Présidentielle en Guinée : qui séduira l’électorat de Sidya Touré et Dadis Camara ?

Réservé aux abonnés | | Par - à Conakry
Des partisans d'Alpha Condé, le dimanche 11 octobre 2020, bloque l'accès de Kankan, fief du président sortant, à la caravane de campagne de Cellou Dalein Diallo.

Des partisans d'Alpha Condé, le dimanche 11 octobre 2020, bloque l'accès de Kankan, fief du président sortant, à la caravane de campagne de Cellou Dalein Diallo. © Sadak Souici/AP/SIPA

L’un a décidé de boycotter la présidentielle du 18 octobre, l’autre est toujours en exil au Burkina Faso. Leurs électeurs, eux, font l’objet de toutes les convoitises. Pour qui voteront-ils ? Décryptage. 

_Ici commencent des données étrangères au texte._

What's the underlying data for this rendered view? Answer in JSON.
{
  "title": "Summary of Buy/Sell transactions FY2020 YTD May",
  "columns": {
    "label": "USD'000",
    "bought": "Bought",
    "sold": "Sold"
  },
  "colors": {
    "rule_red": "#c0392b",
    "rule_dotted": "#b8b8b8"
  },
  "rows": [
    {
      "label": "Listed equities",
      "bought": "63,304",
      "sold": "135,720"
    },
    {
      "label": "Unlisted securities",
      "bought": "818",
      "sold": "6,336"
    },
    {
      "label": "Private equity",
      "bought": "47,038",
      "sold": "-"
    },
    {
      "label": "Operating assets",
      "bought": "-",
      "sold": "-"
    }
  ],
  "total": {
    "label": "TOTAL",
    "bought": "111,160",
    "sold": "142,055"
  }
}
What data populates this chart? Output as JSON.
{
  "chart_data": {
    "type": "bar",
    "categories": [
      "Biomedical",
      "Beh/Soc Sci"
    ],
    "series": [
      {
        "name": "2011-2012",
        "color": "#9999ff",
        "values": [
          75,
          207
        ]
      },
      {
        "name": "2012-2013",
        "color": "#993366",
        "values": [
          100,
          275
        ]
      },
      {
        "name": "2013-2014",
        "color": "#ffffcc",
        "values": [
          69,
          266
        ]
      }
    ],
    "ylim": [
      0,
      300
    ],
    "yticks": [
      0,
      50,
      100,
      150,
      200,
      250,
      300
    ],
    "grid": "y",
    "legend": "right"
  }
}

En faisant escale à Koulé, sur la route qui l’emmenait à Nzérékoré où l’attendaient ses militants pour un meeting, le 7 octobre, Cellou Dalein Diallo avait une idée bien précise en tête. Le candidat de l’Union des forces démocratiques de Guinée (UFDG) n’est pas resté longtemps dans le village d’origine de Moussa Dadis Camara. Juste le temps d’installer des hauts parleurs sur le toit de son 4×4 et de lancer une promesse.

« Je vais autoriser le retour de Dadis dès mon arrivée au pouvoir. Et je vais engager une politique de réconciliation qui passera nécessairement par la vérité, la justice et le pardon », a-t-il annoncé dans ce fief de l’ancien chef de la junte qui s’était emparée du pouvoir à la mort de Lansana Conté, en décembre 2008.

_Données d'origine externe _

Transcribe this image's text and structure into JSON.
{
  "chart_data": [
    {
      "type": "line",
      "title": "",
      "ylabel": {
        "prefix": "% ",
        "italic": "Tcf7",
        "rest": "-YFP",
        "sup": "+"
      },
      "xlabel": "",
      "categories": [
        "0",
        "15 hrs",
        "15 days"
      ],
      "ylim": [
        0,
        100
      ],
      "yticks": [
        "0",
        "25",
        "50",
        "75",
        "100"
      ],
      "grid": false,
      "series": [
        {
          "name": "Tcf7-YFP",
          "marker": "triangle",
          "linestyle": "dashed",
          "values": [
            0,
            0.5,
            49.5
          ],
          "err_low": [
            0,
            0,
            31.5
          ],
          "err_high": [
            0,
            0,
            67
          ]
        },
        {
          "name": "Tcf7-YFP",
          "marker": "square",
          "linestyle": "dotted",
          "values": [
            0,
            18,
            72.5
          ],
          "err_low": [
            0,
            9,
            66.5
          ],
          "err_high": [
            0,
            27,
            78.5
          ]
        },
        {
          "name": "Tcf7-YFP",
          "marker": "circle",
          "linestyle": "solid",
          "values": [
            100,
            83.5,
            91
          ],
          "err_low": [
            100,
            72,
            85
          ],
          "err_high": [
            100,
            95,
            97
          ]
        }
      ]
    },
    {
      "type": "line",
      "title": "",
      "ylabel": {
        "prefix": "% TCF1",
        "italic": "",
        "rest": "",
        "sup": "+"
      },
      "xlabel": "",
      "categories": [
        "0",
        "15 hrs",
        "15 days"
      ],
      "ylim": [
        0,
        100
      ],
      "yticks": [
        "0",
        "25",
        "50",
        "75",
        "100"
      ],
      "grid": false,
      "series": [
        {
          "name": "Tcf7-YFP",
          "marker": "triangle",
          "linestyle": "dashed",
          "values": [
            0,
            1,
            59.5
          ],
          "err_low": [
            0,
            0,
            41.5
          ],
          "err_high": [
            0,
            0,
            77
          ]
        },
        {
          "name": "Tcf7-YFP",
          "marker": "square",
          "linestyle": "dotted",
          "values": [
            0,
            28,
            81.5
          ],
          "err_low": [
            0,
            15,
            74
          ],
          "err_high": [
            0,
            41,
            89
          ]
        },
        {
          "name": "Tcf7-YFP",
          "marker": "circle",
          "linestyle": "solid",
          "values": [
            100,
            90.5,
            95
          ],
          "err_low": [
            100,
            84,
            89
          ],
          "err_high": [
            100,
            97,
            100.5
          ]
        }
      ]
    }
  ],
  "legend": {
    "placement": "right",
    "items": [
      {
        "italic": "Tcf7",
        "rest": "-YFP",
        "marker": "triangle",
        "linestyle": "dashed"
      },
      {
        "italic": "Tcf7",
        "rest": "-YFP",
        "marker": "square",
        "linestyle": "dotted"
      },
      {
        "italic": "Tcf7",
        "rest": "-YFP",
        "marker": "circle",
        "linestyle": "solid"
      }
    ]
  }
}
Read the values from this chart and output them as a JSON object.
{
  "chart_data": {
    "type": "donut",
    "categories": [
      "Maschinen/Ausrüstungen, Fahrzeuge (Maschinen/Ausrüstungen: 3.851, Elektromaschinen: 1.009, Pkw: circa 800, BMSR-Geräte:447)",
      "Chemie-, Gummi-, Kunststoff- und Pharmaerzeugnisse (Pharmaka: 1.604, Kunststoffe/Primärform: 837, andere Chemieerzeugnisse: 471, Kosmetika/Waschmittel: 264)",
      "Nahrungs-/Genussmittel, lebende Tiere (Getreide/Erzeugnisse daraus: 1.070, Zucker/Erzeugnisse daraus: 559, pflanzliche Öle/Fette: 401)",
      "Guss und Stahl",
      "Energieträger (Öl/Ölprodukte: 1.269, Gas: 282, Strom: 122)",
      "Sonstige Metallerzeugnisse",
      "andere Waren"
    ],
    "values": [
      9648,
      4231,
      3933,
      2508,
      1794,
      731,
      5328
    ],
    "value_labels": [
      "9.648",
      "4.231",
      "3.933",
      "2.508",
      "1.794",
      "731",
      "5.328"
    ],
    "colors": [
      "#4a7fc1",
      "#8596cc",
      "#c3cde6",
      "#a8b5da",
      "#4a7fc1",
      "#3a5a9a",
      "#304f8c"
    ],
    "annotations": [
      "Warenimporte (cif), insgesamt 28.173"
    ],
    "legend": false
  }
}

Exilé à Ouagadougou depuis dix ans, l’ancien putschiste, poursuivi pour son implication présumée dans le massacre du 28 septembre 2009, a exprimé sa volonté de rentrer dans son pays et d’y faire face à ses juges.

La déclaration de Cellou Dalein Diallo, qui avait déjà noué une alliance qualifiée de contre-nature avec Dadis Camara en 2015, est d’autant plus surprenante que lui-même a été victime des violences qui se sont abattues sur les victimes du massacre du 28 septembre. Ce jour-là, le candidat de l’UFDG avait été à l’origine de l’organisation de la manifestation politique qui avait été réprimée dans le sang. Au moins 157 personnes avaient été tuées, et des dizaines de femmes violées par les forces de sécurité.

Opération séduction en Guinée forestière

Si Dadis Camara a pris soin ces derniers mois de ne pas s’exprimer publiquement sur les sujets politiques, il a néanmoins suivi de près l’évolution de la situation. Comme le révélait Jeune Afrique en août, il consulte régulièrement le ministre de l’Hydraulique, Papa Koly Kourouma, ou encore Idrissa Chérif, le président de l’Union pour le changement de Guinée (UCG), qui a été son conseiller et son ministre de la Communication en 2008. Deux hommes qui, comme lui, sont originaires de Guinée forestière. Depuis, sollicité par plusieurs médias guinéens, il a refusé de prendre position.